Dislocation is a common reason for revision following total hip replacement. This study investigated the relationship between the bearing surface and the risk of revision due to dislocation. It was based on 110 239 primary total hip replacements with a diagnosis of osteoarthritis collected by the Australian Orthopaedic Association National Joint Replacement Registry between September 1999 and December 2007. A total of 862 (0.78%) were revised because of dislocation. Ceramic-on-ceramic bearing surfaces had a lower risk of requiring revision due to dislocation than did metal-on-polyethylene and ceramic-on-polyethylene surfaces, with a follow-up of up to seven years.
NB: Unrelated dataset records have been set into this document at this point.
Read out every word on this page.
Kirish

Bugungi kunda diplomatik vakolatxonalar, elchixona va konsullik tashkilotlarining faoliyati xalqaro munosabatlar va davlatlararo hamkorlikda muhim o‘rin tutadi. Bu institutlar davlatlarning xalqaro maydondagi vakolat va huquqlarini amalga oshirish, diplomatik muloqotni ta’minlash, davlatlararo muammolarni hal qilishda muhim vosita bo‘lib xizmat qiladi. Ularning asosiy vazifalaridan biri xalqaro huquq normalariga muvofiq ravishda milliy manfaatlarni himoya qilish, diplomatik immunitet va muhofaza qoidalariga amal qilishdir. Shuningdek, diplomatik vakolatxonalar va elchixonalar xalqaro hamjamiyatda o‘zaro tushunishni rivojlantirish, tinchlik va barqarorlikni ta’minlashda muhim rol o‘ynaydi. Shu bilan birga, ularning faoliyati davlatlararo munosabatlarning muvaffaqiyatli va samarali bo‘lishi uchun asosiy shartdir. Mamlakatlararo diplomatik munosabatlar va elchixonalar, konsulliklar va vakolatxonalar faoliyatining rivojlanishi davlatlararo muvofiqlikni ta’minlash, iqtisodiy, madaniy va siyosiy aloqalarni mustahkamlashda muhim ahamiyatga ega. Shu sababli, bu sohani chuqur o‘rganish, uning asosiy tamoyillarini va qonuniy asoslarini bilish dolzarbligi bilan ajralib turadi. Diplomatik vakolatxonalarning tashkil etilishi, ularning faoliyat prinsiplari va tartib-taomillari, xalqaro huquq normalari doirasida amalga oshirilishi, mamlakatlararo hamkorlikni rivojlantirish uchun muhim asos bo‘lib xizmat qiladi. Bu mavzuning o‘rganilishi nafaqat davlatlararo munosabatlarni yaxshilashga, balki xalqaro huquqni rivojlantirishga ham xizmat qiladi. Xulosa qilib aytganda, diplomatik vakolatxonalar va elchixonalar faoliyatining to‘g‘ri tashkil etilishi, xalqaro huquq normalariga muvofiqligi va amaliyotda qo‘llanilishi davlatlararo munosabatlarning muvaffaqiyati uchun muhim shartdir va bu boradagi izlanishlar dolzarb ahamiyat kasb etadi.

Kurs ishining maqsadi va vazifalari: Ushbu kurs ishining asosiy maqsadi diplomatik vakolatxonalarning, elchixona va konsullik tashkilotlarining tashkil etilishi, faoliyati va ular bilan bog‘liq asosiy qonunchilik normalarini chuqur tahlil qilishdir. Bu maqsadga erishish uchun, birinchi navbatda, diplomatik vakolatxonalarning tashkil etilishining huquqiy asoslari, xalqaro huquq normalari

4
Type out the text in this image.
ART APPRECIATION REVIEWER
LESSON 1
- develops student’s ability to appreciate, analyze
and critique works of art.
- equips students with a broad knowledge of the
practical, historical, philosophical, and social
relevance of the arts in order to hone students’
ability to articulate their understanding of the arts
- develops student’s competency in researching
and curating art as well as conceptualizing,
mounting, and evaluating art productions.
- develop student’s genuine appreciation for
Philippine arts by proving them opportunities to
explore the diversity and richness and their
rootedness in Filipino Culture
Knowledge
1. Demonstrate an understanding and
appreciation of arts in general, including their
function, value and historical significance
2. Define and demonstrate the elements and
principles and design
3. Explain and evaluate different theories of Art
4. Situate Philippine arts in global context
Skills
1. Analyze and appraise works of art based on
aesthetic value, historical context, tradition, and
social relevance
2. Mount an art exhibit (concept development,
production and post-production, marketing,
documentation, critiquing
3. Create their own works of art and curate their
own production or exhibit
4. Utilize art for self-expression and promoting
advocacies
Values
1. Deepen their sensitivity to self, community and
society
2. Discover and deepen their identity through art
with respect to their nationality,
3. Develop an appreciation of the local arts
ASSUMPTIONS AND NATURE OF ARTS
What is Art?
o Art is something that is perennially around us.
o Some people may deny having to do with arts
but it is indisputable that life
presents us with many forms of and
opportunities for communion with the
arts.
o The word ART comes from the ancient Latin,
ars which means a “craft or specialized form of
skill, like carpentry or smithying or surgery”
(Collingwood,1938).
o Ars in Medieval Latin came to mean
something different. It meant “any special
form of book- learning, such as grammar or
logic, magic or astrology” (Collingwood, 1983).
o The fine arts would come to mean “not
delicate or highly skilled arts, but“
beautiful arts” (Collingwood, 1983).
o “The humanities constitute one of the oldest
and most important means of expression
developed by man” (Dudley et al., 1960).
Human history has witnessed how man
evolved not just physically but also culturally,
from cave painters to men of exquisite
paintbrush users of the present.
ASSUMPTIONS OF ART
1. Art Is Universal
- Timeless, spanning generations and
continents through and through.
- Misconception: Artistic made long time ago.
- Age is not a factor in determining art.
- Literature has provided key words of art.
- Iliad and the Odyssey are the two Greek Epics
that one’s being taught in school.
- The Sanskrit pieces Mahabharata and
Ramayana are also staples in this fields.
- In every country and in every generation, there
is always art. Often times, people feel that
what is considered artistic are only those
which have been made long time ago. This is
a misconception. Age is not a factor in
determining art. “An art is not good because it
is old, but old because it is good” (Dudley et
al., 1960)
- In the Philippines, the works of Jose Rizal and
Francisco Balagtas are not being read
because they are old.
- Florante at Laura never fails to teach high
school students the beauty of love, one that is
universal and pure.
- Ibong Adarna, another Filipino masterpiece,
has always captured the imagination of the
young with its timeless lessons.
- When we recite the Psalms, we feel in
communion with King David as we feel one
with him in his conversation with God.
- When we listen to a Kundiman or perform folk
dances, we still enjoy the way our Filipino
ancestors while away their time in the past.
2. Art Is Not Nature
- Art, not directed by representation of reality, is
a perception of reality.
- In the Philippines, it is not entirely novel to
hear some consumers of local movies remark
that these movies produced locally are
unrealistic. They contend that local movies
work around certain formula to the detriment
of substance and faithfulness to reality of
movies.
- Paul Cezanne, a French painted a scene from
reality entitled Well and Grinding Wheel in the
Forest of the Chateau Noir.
However, ceramic-on-ceramic implants were more likely to have larger prosthetic heads and to have been implanted in younger patients. The size of the head of the femoral component and age are known to be independent predictors of dislocation. Therefore, the outcomes were stratified by the size of the head and age. There is a significantly higher rate of revision for dislocation in ceramic-on-ceramic bearing surfaces than in metal-on-polyethylene implants when smaller sizes (< or = 28 mm) of the head were used in younger patients (< 65 years) (hazard ratio = 1.53, p = 0.041) and also with larger (> 28 mm) and in older patients (> or = 65 years) (hazard ratio = 1.73, p = 0.016).

摘要

脱位是全髋关节置换术后翻修的常见原因。本研究调查了关节面与脱位导致翻修风险之间的关系。该研究基于澳大利亚骨科协会国家关节置换登记处1999年9月至2007年12月收集的110239例诊断为骨关节炎的初次全髋关节置换病例。共有862例(0.78%)因脱位而进行了翻修。在长达七年的随访中,陶瓷对陶瓷关节面因脱位而需要翻修的风险低于金属对聚乙烯和陶瓷对聚乙烯关节面。然而,陶瓷对陶瓷植入物更有可能使用较大的假体头,并且植入的患者更年轻。已知股骨部件头的尺寸和年龄是脱位的独立预测因素。因此,根据头的尺寸和年龄对结果进行分层。当在年轻患者(<65岁)中使用较小尺寸(≤28mm)的头时,陶瓷对陶瓷关节面因脱位而翻修的发生率显著高于金属对聚乙烯植入物(风险比=1.53,p=0.041),在使用较大尺寸(>28mm)的头以及老年患者(≥65岁)中也是如此(风险比=1.73,p=0.016)。